Many of you watched the royal wedding at Buckingham Palace on Friday. Now that the wedding is over, the royal couple will be living in Wales while Prince William finishes his tour in the Royal Air Force.
Their Welsh home provides several excellent opportunities to challenge and improve your memory!
First, where is it? It's just off the western coast of England. Here in the US, most people only recognize the name from Prince Charles' title as Prince of Wales. Many may be surprised that, despite its proximity to England, they speak primarily Welsh.
Here's a video that shows the location of Wales, in the course of explaining the difference between Great Britain, the United Kingdom, England, and more:
While there are 22 Welsh unity authority areas (counties, boroughs, cities, etc.), thanks to the preserved counties of Wales, used largely for positions of sheriff and lord, you can get away with knowing only 8 areas.
These 8 major areas can be remembered with this poem by Peter Hobbs:
Gwent, Powys and ClwydPeter Hobbs also created another poem that helps you draw a simplified map of the Welsh preserved counties.
(south to north) are borders 3,
next to South/Mid/West Glamorgan,
Dyfed, Gwynedd (with Anglesey).
If you've practiced the poems and the map, it's the island of Anglesey where the royal couple is staying. As you can see from this story, the island features some beautiful scenery blended well with modern architecture.
While security cannot detail the exact location of their residence for obvious reasons, the royal couple are frequently seen in and around Llanfair PG. That's actually a shortened form of the name of the town.
It's full name is Llanfairpwllgwyngyllgogerychwyrndrobwllllantysiliogogogoch, which is Welsh for Saint Mary's Church in the hollow of the white hazel near a rapid whirlpool and the Church of St. Tysilio of the red cave.
Locals learn to say the full name to impress tourists, but don't you think they'd be more impressed by a tourist who can properly say it?
Besides the length, there are two letter combinations that make the pronunciation of this town a little tricky. The ch sound isn't pronounced as in cheese, but rather as in Bach or the Scottish word loch. For Jeff Dunham and Achmed fans, this would be the famous C-Phlegm sound.
The other one is that ll sound, which doesn't sound at all like you'd expect. The closest thing in English is the thl sound, like in athlete. More accurately, it's a th sound at the end of a word or syllable (so, the Welsh word Castell would be pronounced kass-teth), and thl when it's starting a world (making the pronunciation of Llan as thlan).
To get the th inflection right, try saying the word all, and at the end of the word, note the position of your tongue in relation to your teeth, as well as the position of your lips. Now, keeping your tongue and lips in that same position, try and force an sh sound through your mouth!
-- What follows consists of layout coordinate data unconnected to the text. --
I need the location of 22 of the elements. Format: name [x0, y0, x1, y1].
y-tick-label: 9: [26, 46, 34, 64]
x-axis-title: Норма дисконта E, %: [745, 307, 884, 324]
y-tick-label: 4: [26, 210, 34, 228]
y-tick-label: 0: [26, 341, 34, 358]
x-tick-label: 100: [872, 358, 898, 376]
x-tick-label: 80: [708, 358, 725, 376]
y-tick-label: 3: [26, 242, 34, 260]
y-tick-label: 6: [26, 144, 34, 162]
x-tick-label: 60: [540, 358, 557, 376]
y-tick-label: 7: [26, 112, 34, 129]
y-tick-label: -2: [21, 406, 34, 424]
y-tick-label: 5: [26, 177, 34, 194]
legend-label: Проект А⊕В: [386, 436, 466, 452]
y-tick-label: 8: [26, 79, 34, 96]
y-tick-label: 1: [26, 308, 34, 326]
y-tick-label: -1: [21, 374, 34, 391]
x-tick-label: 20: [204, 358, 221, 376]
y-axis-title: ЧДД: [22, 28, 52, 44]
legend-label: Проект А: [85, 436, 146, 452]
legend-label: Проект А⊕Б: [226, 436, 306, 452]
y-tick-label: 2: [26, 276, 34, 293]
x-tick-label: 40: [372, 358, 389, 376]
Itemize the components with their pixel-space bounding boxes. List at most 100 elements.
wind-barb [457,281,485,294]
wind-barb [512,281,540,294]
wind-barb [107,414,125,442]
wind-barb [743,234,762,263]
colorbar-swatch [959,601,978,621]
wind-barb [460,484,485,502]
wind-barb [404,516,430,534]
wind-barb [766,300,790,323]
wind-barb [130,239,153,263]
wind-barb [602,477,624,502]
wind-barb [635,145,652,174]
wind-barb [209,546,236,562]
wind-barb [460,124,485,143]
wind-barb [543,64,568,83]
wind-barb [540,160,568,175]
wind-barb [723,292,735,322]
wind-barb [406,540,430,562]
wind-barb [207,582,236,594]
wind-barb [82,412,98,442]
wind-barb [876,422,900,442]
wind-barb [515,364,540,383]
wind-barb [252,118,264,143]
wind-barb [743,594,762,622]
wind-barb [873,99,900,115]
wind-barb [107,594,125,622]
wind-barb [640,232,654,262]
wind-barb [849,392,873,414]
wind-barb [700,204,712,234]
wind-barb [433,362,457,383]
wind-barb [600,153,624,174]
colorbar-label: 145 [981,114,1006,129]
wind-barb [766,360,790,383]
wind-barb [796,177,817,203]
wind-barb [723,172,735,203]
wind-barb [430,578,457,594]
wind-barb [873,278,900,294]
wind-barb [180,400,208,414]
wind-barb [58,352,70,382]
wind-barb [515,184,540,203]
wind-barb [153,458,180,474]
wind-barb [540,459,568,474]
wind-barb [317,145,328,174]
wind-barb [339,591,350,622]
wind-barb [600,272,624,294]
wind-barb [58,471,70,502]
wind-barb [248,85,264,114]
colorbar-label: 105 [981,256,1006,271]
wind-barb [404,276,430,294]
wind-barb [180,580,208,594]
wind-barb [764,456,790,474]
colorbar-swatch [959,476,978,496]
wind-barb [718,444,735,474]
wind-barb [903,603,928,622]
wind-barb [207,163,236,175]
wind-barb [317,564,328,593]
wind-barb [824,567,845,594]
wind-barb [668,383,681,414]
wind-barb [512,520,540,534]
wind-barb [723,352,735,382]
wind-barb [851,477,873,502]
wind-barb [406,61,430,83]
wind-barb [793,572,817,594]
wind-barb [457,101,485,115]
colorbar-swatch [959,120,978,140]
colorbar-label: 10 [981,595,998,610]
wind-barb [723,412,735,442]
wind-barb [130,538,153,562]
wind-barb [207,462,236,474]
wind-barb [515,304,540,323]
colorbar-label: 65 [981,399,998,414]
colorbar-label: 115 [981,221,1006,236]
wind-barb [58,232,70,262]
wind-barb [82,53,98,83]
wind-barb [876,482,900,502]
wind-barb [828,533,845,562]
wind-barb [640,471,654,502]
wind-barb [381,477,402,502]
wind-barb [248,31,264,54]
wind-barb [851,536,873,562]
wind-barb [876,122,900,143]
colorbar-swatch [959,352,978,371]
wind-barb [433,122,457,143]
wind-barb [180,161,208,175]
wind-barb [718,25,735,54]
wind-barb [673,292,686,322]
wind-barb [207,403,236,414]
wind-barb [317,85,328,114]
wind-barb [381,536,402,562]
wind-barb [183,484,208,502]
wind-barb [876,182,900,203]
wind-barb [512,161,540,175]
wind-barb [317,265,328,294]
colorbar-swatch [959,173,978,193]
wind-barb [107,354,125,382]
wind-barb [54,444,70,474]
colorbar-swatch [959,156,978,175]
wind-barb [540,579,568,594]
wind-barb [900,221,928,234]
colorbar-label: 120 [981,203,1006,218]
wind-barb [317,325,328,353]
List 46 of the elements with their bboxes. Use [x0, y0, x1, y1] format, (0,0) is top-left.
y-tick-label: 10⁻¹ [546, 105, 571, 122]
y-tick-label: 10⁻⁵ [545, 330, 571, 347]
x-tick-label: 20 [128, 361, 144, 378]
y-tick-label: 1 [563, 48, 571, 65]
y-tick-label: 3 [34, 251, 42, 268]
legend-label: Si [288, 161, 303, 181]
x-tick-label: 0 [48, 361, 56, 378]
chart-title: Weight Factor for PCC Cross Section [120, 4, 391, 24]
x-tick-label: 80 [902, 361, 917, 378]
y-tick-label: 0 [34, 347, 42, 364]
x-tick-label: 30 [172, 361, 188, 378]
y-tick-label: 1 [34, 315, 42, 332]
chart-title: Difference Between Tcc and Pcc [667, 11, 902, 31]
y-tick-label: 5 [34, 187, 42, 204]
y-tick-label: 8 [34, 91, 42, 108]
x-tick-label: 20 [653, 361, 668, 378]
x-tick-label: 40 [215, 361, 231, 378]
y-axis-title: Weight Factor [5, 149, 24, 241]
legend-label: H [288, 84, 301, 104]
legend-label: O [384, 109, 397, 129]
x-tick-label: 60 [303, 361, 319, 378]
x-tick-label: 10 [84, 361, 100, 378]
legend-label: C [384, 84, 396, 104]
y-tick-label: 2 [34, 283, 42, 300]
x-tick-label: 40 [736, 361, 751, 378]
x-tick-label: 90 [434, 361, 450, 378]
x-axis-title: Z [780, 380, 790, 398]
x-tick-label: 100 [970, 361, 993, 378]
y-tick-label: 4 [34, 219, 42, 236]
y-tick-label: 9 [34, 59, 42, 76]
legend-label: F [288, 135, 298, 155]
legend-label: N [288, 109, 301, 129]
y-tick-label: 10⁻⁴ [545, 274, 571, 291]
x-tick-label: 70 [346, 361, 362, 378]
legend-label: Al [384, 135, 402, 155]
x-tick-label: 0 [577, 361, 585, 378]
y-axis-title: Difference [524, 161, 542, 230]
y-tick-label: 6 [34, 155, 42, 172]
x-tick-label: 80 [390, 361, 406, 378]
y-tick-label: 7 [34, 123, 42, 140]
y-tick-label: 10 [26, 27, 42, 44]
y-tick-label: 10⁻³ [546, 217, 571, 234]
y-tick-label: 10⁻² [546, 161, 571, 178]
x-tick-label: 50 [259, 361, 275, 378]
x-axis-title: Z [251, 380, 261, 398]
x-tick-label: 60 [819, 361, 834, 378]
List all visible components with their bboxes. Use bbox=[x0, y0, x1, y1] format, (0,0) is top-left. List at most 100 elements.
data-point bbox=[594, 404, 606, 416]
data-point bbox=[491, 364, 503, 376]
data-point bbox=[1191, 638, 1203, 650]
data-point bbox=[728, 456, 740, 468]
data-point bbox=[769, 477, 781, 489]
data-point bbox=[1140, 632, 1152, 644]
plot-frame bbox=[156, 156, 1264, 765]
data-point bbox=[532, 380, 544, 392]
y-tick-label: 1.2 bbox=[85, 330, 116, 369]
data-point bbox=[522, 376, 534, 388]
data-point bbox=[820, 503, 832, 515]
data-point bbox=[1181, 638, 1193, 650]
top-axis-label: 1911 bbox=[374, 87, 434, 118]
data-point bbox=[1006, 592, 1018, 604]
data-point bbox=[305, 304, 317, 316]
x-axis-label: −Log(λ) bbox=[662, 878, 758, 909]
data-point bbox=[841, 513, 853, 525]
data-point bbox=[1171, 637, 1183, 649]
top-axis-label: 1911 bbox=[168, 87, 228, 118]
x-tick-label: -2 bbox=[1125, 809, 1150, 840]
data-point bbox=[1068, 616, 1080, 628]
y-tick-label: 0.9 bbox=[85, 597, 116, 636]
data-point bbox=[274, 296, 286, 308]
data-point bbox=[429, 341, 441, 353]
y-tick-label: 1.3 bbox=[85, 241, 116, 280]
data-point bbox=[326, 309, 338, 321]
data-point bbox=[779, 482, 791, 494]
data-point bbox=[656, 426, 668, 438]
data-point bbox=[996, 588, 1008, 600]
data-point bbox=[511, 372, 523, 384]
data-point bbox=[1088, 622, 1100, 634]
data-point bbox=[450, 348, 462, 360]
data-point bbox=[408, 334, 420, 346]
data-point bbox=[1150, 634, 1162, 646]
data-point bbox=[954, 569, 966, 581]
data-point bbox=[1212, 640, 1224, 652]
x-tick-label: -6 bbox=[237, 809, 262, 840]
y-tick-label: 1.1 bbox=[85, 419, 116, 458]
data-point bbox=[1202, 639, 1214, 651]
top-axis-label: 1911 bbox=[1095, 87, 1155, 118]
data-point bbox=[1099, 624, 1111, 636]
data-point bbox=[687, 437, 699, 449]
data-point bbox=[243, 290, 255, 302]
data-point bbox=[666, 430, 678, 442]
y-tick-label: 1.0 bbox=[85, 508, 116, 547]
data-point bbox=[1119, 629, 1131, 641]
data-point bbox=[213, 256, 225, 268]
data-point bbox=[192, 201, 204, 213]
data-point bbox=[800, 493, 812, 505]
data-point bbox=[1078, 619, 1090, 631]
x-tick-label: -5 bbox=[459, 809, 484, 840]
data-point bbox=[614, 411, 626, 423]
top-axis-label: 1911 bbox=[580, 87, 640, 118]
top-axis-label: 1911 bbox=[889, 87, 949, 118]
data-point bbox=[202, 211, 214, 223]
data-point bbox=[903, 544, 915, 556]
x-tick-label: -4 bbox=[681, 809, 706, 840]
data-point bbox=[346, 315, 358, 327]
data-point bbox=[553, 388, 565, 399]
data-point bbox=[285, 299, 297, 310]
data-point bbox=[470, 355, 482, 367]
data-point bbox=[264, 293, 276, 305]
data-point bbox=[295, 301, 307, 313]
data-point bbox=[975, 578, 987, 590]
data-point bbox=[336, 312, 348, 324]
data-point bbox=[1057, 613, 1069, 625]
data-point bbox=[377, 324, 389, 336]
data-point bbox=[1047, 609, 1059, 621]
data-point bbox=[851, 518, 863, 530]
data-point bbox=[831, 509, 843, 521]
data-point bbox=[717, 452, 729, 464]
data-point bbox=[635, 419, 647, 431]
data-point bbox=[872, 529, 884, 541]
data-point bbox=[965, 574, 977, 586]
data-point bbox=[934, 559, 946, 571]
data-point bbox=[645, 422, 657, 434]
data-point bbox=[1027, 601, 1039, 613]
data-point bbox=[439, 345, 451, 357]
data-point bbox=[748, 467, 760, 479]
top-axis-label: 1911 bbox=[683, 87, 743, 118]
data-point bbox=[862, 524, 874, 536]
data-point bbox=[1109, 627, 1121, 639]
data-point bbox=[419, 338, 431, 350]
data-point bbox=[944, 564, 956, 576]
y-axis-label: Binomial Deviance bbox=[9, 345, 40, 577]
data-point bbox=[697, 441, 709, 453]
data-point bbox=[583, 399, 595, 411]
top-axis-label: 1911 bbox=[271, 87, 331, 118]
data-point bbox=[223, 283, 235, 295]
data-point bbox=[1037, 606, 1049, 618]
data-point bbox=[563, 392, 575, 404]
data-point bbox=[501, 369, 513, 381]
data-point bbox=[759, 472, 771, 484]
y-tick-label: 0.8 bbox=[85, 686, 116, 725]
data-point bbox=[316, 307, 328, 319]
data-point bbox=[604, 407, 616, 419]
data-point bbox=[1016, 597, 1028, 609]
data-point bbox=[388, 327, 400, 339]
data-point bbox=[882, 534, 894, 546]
The first few times you do it, you'll overemphasize it and sound like an annoyed cat. Tone down the emphasis so you can use it in a word, and you've got it. Here's more help on the Welsh ll sound.
So, how do you pronounce the full name? The train station sign below seems to help, but still doesn't take into account the difference between the Welsh ll sound and the English ll sound:
Fortunately, www.llanfairpwllgwyngyllgogerychwyrndrobwllllantysiliogogogoch.co.uk offers an excellent guide to pronouncing, and even understanding, each part of the name correctly. There's even a helpful sound file (.wav) consisting solely of the pronunciation of the town's name. I recommend using the Link System to help memorize the order of the sounds once you pronounce them.
Probably the most enjoyable way to learn the town's name is via Don Woods' song on iTunes, or via the following music video:
Amusingly, the actual sign used in the video had to be replaced in 2010 because it was misspelled! It was only one letter, but it's funny to think that a town that prides itself on such a long name wouldn't let something like that slip by for so long.